D'autres théories sont avancées par The War Zone:
une attaque furtive aurait ainsi pu être menée depuis la mer Noire grâce à un navire déguisé, mais capable de tirer un missile Harpoon avancé (dont l'Ukraine ne dispose
peut-être pas), ou un autre de type Neptune, déjà responsable de la fameuse attaque sur le Moskva en avril.
Une autre possibilité est celle de l'utilisation de missiles balistiques ou à longue portée développés par Ukraine. L'officiel de Kiev sus-cité, interrogé par le New York Times,
a refusé de dire quelle arme, si c'en est une, a frappé la base de Saki.

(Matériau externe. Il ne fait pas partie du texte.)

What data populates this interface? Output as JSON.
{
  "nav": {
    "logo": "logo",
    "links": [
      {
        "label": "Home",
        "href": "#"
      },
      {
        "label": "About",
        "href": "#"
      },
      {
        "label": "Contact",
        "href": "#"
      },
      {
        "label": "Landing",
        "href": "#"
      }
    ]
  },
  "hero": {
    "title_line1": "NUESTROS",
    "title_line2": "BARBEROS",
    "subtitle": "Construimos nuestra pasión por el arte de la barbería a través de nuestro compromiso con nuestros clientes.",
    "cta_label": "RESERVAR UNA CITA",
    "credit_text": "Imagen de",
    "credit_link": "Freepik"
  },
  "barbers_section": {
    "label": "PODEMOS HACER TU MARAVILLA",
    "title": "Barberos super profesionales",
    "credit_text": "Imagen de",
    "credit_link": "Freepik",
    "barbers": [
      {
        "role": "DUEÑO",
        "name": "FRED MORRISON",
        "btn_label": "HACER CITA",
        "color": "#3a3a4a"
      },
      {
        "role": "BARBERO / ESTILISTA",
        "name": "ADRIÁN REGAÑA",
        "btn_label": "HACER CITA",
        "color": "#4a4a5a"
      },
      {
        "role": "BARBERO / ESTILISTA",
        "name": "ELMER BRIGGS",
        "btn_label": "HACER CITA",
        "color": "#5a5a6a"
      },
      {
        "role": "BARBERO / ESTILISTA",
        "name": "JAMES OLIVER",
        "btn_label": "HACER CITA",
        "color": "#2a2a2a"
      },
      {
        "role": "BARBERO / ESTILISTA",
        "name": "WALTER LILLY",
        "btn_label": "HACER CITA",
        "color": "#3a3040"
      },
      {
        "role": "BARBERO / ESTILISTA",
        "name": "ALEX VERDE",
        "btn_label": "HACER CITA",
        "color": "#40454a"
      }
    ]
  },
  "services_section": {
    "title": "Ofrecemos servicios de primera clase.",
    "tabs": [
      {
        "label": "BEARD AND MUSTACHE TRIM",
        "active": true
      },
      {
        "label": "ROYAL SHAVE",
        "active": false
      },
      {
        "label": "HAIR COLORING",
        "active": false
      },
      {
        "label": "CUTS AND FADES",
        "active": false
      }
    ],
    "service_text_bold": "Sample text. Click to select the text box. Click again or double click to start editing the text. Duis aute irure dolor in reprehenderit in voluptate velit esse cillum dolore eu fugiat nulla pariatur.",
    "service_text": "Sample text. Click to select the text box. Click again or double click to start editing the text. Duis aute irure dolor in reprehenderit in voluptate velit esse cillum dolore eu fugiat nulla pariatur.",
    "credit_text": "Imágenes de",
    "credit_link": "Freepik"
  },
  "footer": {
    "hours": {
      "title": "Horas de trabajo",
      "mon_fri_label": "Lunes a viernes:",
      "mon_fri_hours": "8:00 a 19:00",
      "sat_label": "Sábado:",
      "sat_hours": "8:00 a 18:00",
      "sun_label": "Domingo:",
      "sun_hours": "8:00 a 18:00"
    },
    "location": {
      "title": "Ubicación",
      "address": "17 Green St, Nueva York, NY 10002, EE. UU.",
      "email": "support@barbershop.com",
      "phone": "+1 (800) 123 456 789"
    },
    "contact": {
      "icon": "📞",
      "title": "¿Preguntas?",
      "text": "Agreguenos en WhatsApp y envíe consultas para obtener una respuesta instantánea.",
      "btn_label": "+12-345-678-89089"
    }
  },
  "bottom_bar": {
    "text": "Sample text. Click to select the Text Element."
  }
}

Il a cependant expliqué qu'il s'agissait d'un «dispositif de facture exclusivement ukrainienne».
Un système qui, explique The War Zone dans son article consacré à la question, pourrait être celui sur lequel Kiev planche depuis des années,
et auquel ont été donné, au fil des années, les noms de Sapsan, Grom, Grim, Grim-2 et Hrim-2. Lance-missile autotracté, ses projectiles auraient, expliquent des rapports passés,
une portée de 280 kilomètres –possiblement bien plus.
La théorie semble aussi fumeuse que la base, mais quelle que soit la méthode utilisée, s'il ne s'agit pas d'un accident, l'attaque sur la base de Saki est un signe que l'Ukraine
est loin d'avoir baissé les bras face à l'invasion russe.
Non seulement elle continue à se défendre bec et ongles, notamment dans le Donbass, mais elle semble également sortir des griffes de plus en plus puissantes
pour montrer sa volonté de reprendre les terres qui sont les siennes, notamment la Crimée.